In July of this year, two German motor manufacturers, DEUTZ and DEFGA, signed agreements with local firms for the production of tractor and vehicle engines. Combined, the two deals call for the supply of 7500 engines for construction and agricultural machinery, as well as an unspecified number of engines for military vehicles. According to statements from the parties involved, these partnerships will facilitate the transfer of technology and training to local employees, providing a boost to industrial activity.

In an effort to diversify its economic relationships away from its traditional European partners Spain, Italy and France, Algeria is also developing partnerships in Asia. China has come to play a greater role in the Algerian economy in the past decade, with increased trade between the two countries, a number of road construction and other infrastructure projects awarded to Chinese firms, and the establishment of reciprocal study programmes. Algeria is the fifth-largest recipient of Chinese FDI in Africa, following South Africa, Sudan, Nigeria and Zambia.

The relationship with China will likely continue to be dominated by energy exports and the import of finished goods. However, Algeria is also working to channel the countries' growing economic ties into local value-added industries. Most recently, Algeria inaugurated an "innovation centre" for long term evolution (LTE) technology research and development in partnership with the Chinese telco equipment firm Huawei.

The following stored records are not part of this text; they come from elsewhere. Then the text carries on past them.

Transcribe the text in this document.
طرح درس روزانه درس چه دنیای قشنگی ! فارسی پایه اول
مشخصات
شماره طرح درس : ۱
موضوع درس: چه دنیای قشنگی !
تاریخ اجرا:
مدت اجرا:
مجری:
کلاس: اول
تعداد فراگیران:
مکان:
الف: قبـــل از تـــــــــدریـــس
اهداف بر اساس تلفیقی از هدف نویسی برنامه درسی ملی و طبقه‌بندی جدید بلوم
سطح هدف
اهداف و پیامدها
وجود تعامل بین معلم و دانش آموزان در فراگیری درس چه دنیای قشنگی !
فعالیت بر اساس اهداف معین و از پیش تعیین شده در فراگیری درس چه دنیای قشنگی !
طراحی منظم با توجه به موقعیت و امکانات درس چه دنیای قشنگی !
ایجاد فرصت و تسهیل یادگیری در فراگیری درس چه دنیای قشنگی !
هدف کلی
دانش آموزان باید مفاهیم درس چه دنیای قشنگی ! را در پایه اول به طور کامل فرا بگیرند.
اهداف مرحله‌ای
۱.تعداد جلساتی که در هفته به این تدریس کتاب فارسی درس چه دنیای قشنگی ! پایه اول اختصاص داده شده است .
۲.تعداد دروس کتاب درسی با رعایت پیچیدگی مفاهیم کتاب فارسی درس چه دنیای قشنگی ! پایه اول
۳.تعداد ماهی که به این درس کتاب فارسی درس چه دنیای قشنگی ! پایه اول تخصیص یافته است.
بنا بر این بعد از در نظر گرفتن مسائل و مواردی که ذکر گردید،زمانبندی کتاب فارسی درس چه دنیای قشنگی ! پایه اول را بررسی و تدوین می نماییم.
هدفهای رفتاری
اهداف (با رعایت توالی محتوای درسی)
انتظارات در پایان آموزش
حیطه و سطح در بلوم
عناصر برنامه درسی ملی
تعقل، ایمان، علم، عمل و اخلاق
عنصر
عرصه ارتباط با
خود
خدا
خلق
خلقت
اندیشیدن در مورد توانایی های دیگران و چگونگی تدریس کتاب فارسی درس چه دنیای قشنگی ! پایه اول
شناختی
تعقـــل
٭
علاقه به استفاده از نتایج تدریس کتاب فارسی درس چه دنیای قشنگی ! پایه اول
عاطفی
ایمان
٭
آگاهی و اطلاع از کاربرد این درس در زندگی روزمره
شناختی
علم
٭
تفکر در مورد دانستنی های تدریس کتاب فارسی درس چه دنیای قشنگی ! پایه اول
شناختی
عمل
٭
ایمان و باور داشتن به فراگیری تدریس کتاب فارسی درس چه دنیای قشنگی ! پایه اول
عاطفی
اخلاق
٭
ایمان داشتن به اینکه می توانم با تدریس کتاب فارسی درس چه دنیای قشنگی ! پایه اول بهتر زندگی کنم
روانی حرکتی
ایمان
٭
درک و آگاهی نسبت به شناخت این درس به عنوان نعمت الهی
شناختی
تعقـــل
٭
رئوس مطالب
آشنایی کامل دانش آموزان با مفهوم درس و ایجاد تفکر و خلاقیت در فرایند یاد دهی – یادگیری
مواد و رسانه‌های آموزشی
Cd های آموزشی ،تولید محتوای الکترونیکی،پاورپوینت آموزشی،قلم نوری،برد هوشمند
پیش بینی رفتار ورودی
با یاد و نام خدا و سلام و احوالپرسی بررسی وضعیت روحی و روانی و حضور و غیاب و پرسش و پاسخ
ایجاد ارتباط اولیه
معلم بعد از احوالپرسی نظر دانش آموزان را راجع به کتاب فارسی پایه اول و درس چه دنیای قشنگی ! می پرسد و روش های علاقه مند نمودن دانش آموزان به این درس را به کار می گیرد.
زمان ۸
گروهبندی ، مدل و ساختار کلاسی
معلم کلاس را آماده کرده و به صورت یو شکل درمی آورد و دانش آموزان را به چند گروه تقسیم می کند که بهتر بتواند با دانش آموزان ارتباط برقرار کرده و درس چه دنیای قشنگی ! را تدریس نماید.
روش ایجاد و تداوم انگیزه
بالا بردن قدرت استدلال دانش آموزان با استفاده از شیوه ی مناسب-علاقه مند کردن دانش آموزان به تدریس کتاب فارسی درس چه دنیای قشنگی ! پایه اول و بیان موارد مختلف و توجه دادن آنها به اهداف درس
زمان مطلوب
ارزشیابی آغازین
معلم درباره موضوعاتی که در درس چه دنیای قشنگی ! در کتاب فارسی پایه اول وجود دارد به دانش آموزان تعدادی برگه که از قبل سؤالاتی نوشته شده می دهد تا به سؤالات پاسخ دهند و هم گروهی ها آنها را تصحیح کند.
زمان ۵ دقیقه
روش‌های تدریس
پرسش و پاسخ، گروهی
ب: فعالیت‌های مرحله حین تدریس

Algerian officials have also identified South Korean businesses as potential investors. During a July meeting between the Algerian Ministry of Industry and the South Korean ambassador, the minister of industry, Chérif Rahmani, called on South Korean operators to contribute their technological expertise to the development of industrial operations, particularly in chemical, pharmaceutical and mechanical manufacturing. A joint Algerian-South Korean task force has been charged with developing future investment proposals and a number of firms, including Samsung, are already active in the country. A Samsung Electronics factory in Setif, operational since 2010, manufactures flat-screen televisions, washing machines and refrigerators.

The oil and gas industry has allowed the state to amass considerable financial reserves. Ongoing efforts to stimulate both foreign and domestic investment in high-potential sectors such as manufacturing, mechanics, pharmaceuticals, tourism, agriculture and telecoms should help open up new avenues for revenue, as well as provide the capital inflow and knowledge transfers necessary to jumpstart growth.